Let us examine the concave mirror first. It’s given that the position of the object is the centre of curvature which means $u = - R$ where $R$ is the radius of curvature of a spherical concave mirror. Focal length of a concave mirror is always negative let’s say,
$f = \dfrac{{ - R}}{2}$
$\dfrac{1}{f} = \dfrac{1}{v} + \dfrac{1}{u}$
Putting the values of $f = \dfrac{{ - R}}{2}$ and $u = - R$ in this equation:
$\dfrac{{ - 2}}{R} = \dfrac{1}{v} - \dfrac{1}{R}$
$\Rightarrow \dfrac{{ - 2}}{R} + \dfrac{1}{R} = \dfrac{1}{v}$
$\therefore v = - R$
From above calculation, we get to know that if an object is placed at centre of curvature of a concave mirror its image forms at centre of curvature and hence also of same size due to the fact that magnification is equals to one as: $m = \dfrac{{ - R}}{R} = - 1$ which shows image is formed of same size but real and inverted.

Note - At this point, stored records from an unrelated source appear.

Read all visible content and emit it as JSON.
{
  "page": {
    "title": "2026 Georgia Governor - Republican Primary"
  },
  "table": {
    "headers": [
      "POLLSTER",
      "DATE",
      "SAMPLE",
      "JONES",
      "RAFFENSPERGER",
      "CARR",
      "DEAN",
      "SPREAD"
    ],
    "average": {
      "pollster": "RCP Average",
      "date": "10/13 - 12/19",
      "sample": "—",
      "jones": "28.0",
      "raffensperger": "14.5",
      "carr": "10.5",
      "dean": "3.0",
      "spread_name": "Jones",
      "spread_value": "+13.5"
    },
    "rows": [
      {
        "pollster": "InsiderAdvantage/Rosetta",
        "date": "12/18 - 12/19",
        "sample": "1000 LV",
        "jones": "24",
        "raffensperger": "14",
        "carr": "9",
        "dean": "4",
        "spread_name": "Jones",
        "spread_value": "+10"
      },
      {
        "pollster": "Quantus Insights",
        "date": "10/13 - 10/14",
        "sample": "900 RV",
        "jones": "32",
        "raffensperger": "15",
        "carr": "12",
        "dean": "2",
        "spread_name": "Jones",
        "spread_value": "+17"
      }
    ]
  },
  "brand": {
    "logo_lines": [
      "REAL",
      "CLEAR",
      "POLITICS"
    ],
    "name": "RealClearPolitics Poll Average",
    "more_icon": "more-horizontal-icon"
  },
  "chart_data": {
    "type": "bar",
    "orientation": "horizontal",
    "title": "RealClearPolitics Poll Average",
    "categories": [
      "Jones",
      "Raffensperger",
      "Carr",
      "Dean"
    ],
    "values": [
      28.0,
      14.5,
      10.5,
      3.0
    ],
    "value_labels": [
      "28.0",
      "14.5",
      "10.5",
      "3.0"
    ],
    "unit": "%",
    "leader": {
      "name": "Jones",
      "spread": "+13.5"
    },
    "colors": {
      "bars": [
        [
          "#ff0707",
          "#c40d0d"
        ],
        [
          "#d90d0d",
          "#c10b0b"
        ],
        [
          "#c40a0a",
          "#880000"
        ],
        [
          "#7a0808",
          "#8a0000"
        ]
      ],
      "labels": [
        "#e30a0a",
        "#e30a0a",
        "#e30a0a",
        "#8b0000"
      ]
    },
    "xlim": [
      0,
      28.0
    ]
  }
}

Note:It is to be remembered that by the new Cartesian sign convention any distances measured from left of the pole of a spherical mirror is taken as negative while distances measured to the right of pole is taken as positive. And in spherical mirrors the relation between focal length and radius of the spherical surface is fixed which is $f = \dfrac{R}{2}$.